Tuesday, February 14, 2012
♥[.236.你也是吗?]
我,想通了吧,今天,一直都在想着,为何,生活不能平凡的度过呢?
或者说,为何得那么复杂,如果能简单一些,该有多好。
你我,都希望如此吧~
其实只要大家,过得快乐,健康,没烦恼,不是很好吗~
只是今日的想法,或许,每一天,一直都在为你而活。
.my.true.heart.
Monday, February 13, 2012
♥[.235.那些年,我们很白痴的时候!]
我想要拥有,但勇气没了。
我想更明白,但你却走了。
我想不放开,但被抛下了。
我想你知道,但被拒绝了。
怎么办?恐怕再也不敢了。
因为自己,让美好的,变得不可能了。
他妈的性格,我可以说些什么?
装白痴啦!
[几分钟后]
其实,想想,一时的冲动,却可以造成那么多的不便。为了自己,一时之间,忽略了身边的人。我,明明就是可明白一切的人。说真的,我的记忆力虽然有点弱,但思考能力却还蛮不错的啦。至少,我都很努力回答一切朋友问我关于生活上遇到的问题。或许说,经验?O.o还是看太多连续剧了~ 傻的啦!别信那么多那些戏剧里的情节,没几个,是可以用的。
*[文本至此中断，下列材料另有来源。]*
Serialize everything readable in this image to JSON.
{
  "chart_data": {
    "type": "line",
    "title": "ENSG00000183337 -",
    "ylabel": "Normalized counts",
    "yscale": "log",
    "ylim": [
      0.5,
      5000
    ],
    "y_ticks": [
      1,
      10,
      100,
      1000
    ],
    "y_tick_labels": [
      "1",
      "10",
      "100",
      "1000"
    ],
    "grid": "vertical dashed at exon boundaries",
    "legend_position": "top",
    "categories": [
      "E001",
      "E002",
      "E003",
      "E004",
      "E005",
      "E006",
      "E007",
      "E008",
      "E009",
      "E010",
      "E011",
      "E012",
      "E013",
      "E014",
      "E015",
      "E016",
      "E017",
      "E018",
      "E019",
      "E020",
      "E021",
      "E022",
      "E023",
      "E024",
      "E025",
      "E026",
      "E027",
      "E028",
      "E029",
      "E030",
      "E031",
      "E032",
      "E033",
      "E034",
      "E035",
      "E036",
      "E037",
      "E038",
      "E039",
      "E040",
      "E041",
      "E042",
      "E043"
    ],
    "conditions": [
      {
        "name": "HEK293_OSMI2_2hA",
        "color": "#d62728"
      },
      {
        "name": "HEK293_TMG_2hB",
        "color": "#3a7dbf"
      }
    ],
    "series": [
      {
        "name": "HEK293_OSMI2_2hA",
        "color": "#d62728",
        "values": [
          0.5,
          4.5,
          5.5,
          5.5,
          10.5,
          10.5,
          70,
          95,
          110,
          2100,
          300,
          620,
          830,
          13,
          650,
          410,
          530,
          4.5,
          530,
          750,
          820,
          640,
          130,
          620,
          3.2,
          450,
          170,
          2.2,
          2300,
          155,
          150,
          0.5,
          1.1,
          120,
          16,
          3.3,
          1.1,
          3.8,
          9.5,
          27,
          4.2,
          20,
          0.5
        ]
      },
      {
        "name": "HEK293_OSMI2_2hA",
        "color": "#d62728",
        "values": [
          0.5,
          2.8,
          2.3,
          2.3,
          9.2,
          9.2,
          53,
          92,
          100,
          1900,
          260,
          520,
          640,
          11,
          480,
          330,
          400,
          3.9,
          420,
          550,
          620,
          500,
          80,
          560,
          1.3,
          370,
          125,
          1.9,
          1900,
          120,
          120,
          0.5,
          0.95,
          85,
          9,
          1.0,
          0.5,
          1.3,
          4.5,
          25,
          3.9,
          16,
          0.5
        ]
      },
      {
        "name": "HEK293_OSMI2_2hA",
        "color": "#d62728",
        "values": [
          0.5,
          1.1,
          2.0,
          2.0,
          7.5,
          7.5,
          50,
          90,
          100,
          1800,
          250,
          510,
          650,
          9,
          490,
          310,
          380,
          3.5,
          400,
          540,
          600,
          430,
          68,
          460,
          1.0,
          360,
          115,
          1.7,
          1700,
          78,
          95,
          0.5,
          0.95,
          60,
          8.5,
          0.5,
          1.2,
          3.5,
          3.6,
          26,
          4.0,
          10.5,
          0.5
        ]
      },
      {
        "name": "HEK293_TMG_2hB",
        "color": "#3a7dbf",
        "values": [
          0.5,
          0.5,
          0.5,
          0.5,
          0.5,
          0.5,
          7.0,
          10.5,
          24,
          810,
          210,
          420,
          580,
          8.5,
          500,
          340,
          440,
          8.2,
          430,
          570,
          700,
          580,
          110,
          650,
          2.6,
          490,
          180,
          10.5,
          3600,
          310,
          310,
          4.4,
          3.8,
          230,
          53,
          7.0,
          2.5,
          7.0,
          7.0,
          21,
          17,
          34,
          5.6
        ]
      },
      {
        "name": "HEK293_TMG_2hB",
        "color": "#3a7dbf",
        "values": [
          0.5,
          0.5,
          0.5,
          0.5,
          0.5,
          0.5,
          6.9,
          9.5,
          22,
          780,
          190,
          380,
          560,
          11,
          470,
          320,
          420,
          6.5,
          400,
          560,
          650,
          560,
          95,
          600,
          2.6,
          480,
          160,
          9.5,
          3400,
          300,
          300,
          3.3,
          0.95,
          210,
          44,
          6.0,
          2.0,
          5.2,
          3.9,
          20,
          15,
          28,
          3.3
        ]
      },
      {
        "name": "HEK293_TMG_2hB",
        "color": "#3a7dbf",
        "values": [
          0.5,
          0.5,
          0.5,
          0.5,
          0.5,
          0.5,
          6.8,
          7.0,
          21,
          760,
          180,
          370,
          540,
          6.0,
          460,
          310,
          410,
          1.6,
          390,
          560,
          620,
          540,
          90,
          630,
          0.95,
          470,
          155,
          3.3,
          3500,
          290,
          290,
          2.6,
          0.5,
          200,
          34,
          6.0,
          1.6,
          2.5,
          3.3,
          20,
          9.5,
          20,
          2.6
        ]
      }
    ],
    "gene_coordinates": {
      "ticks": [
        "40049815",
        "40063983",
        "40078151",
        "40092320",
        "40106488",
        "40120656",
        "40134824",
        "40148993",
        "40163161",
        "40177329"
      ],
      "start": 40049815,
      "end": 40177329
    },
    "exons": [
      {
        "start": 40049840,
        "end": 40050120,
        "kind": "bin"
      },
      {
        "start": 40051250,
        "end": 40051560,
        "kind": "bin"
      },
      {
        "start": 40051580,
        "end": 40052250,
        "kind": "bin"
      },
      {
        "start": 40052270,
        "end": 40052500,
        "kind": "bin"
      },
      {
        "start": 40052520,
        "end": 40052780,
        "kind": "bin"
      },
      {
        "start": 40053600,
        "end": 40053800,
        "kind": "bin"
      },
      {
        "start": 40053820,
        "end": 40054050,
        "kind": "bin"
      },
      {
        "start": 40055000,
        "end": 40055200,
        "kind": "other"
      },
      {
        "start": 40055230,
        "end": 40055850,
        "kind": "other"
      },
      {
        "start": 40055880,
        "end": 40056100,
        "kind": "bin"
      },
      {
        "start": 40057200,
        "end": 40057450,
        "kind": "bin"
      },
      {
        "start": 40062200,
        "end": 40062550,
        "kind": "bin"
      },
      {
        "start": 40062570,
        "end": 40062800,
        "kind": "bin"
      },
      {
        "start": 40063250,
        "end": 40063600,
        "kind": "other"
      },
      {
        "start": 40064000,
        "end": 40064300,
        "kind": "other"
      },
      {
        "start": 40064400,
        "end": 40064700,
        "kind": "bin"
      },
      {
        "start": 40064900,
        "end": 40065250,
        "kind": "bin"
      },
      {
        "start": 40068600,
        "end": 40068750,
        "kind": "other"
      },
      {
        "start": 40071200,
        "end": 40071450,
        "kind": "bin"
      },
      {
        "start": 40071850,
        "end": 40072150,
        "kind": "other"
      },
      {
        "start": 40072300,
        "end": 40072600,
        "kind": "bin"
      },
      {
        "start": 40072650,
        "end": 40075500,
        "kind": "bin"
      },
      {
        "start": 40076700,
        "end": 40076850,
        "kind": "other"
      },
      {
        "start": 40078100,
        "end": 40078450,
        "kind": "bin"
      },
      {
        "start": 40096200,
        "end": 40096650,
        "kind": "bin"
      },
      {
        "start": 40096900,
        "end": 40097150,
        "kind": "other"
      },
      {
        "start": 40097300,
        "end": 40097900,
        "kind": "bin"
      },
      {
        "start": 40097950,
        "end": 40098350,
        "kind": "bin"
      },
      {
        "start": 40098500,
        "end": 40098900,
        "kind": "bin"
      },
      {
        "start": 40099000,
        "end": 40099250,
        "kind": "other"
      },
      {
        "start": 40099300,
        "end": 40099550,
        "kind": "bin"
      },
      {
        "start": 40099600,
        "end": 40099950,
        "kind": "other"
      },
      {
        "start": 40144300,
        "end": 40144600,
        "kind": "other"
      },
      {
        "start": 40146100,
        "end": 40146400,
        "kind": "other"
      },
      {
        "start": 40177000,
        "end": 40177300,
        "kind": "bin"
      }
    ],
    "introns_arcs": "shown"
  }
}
相信自己吧,我一直都随着感觉漂流,当前方被阻挡了,问题会像水一样,只是漂过,不会留下痕迹的。
[几天后]
更可悲的是,当自己回想以前说发生的事,自己做过的傻事,那会有多白痴。真的,我在想,靠!我到底以前是怎么过的!怎么做出这种事?然后,就自己傻笑了。哈哈哈哈哈!是不是很可笑的世界?人生或许得过的这样,才算得上是精彩!
.my.true.heart.
♥[.234.Weee!]
I smile everyday, that is how I spend my time .
I do not feel sad, frustrated, mad , or having negative thinking easily.
I love the way I am now, Its getting better and better each day.
pray hard, think smart, to success.
.my.true.heart.
Saturday, February 11, 2012
♥[.233.music.]
Music. It means PEACE to me. A life.
.my.true.heart.
Wednesday, January 18, 2012
♥[.232.It's the YEAR where I am reborn!]
I had change my views on many aspects that related to my future. Family is what I care the most right now. I had abandon them for 18 years, and It's time for me to return their sacrifices. I have my own AIM. my dream. my best wish. my best way of making myself a great man.
Time will prove everything.
It will prove It will be AN action.
It will become reality for what I will be.
because I trust myself, I control my own future.
being enthusiastic is the best way of being cheerful .
.my.true.heart.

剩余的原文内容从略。